Pa. County Sues Platforms for Funds to Treat Rising Youth Mental Health Issues
Defendants Meta, Google, Snap and ByteDance “intentionally design” their social media platforms to entice “still developing minors” into spending “ever increasing amounts of time on their platforms,” alleged the Luzerne County, Pennsylvania, district attorney in a Wednesday complaint (docket 3:23-cv-01283) on behalf of the county and commonwealth in U.S. District Court for Middle Pennsylvania in Scranton.
Addicting teenage users with “bottomless scrolling,” push notifications and live videos are some of the features defendants use to “entice” them to use the social media apps more frequently "and stay engaged on the platform for longer periods of time," the complaint said. Defendants spend "exorbitant sums” marketing their platforms to teen and adolescent users “because they are willing to endanger those same users to increase their [advertising] revenues,” it said.
Social media companies use “complex data analytics, artificial intelligence and algorithms to create features designed to maximize time users spend on their apps," and they’ve been “extremely effective” in marketing themselves to minors, said the complaint. It cited a 2018 study saying 90% of kids 13-17 used some form of social media, 40% of 8-to-12-year-olds and nearly a third of kids 7-9.
Defendants know “the most harmful content is also the highest driver of user engagement,” the complaint said. Because of that, their algorithms regularly push that type of content to users, who, “but for Defendants’ actions would never see such content,” it said.
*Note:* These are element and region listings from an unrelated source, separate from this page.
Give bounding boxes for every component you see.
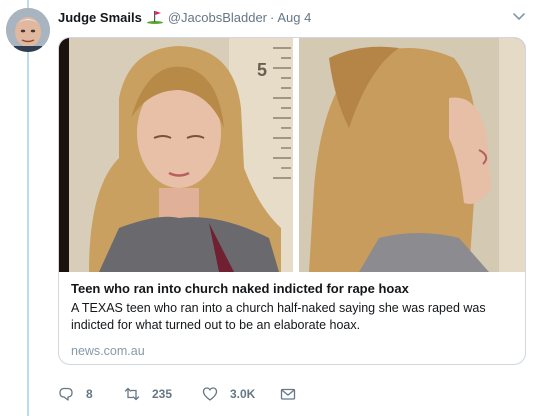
- reply-icon: [59, 387, 73, 401]
- avatar[interactable]: [6, 8, 50, 52]
- separator-dot: ·: [270, 9, 275, 25]
- like-button[interactable]: 3.0K: [202, 386, 280, 402]
- tweet-date[interactable]: Aug 4: [277, 10, 311, 25]
- tweet-actions: 8 235 3.0K: [58, 384, 308, 404]
- card-domain: news.com.au: [71, 344, 145, 358]
- card-title: Teen who ran into church naked indicted …: [71, 281, 409, 296]
- message-icon: [280, 388, 296, 400]
- display-name[interactable]: Judge Smails: [58, 10, 142, 25]
- handle[interactable]: @JacobsBladder: [168, 10, 267, 25]
- golf-flag-emoji: [146, 10, 164, 24]
- link-card[interactable]: 5 Teen who ran into church naked indicte…: [58, 37, 526, 365]
- reply-button[interactable]: 8: [58, 386, 124, 402]
- retweet-count: 235: [152, 387, 173, 401]
- reply-count: 8: [86, 387, 93, 401]
- retweet-button[interactable]: 235: [124, 386, 202, 402]
- like-count: 3.0K: [230, 387, 256, 401]
- chevron-down-icon[interactable]: [512, 12, 526, 22]
- tweet-header: Judge Smails @JacobsBladder · Aug 4: [58, 8, 311, 26]
- card-description: A TEXAS teen who ran into a church half-…: [71, 301, 486, 332]
- thread-line: [27, 0, 29, 416]
- height-marker-label: 5: [257, 60, 267, 80]
- retweet-icon: [124, 387, 140, 401]
- direct-message-button[interactable]: [280, 386, 308, 402]
- heart-icon: [202, 387, 218, 401]
- card-image: 5: [59, 38, 525, 272]
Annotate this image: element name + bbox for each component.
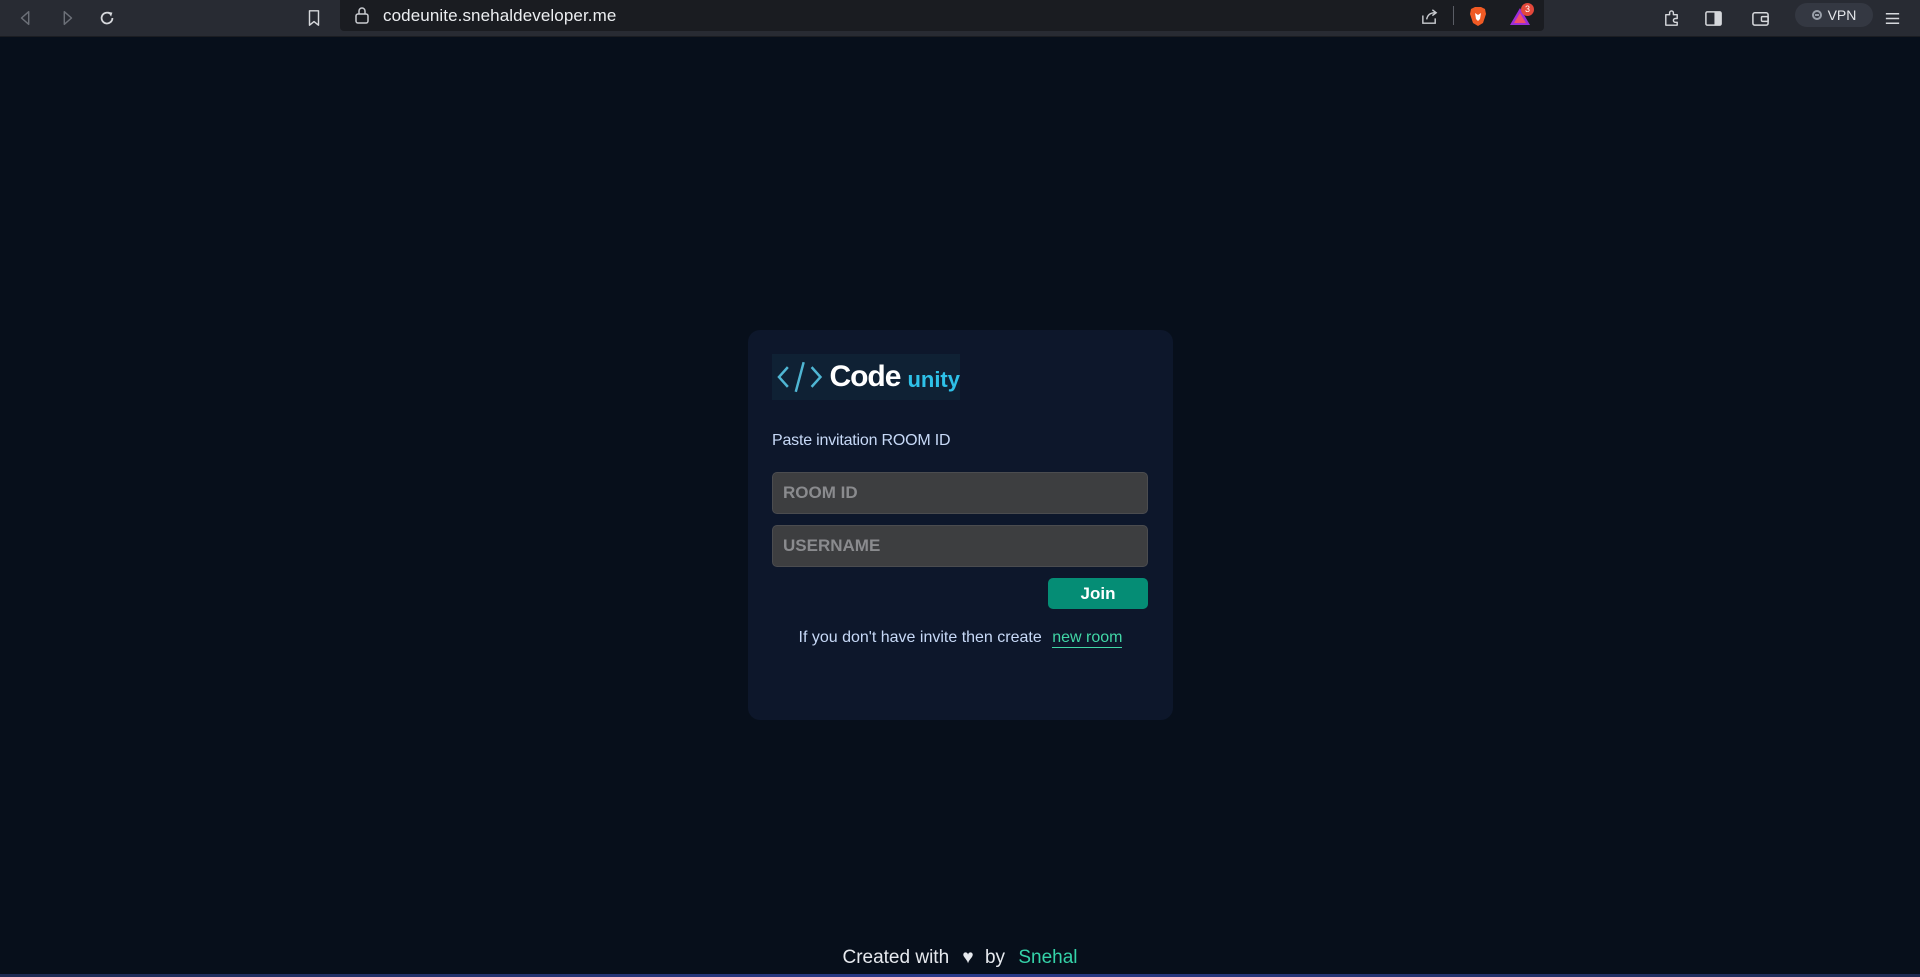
author-link[interactable]: Snehal xyxy=(1018,947,1077,968)
browser-toolbar: codeunite.snehaldeveloper.me 3 VPN xyxy=(0,0,1920,37)
create-room-line: If you don't have invite then create new… xyxy=(748,629,1173,648)
rewards-badge: 3 xyxy=(1521,3,1534,16)
heart-icon: ♥ xyxy=(962,947,974,968)
vpn-button[interactable]: VPN xyxy=(1795,3,1873,27)
footer-by: by xyxy=(984,947,1006,968)
code-brackets-icon xyxy=(777,361,823,393)
logo-code-text: Code xyxy=(829,360,901,393)
reload-icon[interactable] xyxy=(93,4,121,32)
logo-unity-text: unity xyxy=(907,367,960,392)
footer-prefix: Created with xyxy=(842,947,950,968)
share-icon[interactable] xyxy=(1417,4,1441,28)
brave-lion-icon[interactable] xyxy=(1466,4,1490,28)
url-text[interactable]: codeunite.snehaldeveloper.me xyxy=(383,6,616,26)
vpn-label: VPN xyxy=(1827,7,1857,23)
codeunity-logo: Code unity xyxy=(772,354,960,400)
page-body: Code unity Paste invitation ROOM ID Join… xyxy=(0,37,1920,977)
puzzle-icon[interactable] xyxy=(1656,3,1686,33)
hamburger-menu-icon[interactable] xyxy=(1877,3,1907,33)
brave-triangle-icon[interactable]: 3 xyxy=(1508,3,1534,28)
username-input[interactable] xyxy=(772,525,1148,567)
address-bar-divider xyxy=(1453,6,1454,25)
sidebar-icon[interactable] xyxy=(1698,3,1728,33)
join-button[interactable]: Join xyxy=(1048,578,1148,609)
vpn-status-icon xyxy=(1811,10,1822,20)
wallet-icon[interactable] xyxy=(1745,3,1775,33)
bookmark-icon[interactable] xyxy=(300,4,328,32)
address-bar[interactable]: codeunite.snehaldeveloper.me 3 xyxy=(340,0,1544,31)
join-room-card: Code unity Paste invitation ROOM ID Join… xyxy=(748,330,1173,720)
create-room-prefix: If you don't have invite then create xyxy=(798,629,1042,646)
forward-arrow-icon[interactable] xyxy=(53,4,81,32)
invite-heading: Paste invitation ROOM ID xyxy=(772,432,951,449)
page-footer: Created with ♥ by Snehal xyxy=(0,947,1920,969)
room-id-input[interactable] xyxy=(772,472,1148,514)
lock-icon xyxy=(354,6,370,24)
new-room-link[interactable]: new room xyxy=(1052,629,1123,648)
back-arrow-icon[interactable] xyxy=(12,4,40,32)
Defendants “hide the addictive nature of their platforms” by “avoiding calls for transparency, obscuring the nature of advertisements and making demonstrably misleading or flat-out false statements” about measures they take to “guarantee user safety,” it said.
Luzerne County, with 76 municipalities and about 48,629 students ages 5-17, has been “uniquely harmed” by the current “youth mental health crisis” caused by defendants’ platforms, said the complaint. The county has had to provide funds for first responders, mental health and crisis services, suicide prevention programs and peer and family support due to social media companies’ actions; it also had to hire more personnel to fix property damaged by youths “acting out” according to social media conduct. It invested in multiple school-based programs to address mental health issues its students are facing, and despite the “significant investments made,” county service providers “continue to struggle to treat the ever-growing number of students seeking services.”
The county asserts claims of public nuisance, negligence and violation of Pennsylvania’s Unfair Trade Practices and Consumer Protection Act (UTPCPL). It seeks orders that defendants are jointly and severally liable, that they abate the public nuisance described, that they take steps to obtain “verifiable parental consent” before collecting and using information about them; and that they're enjoined from further violations of the Children's Online Privacy Protection Act. The county seeks civil penalties of $1,000 for each UTPCPL violation; an order that defendants disgorge and forfeit all profits they derived from their “unfair and deceptive acts;” equitable relief to fund education and treatment programs for excessive use of social media; plus actual, statutory and compensatory damages; attorneys’ fees; and court costs.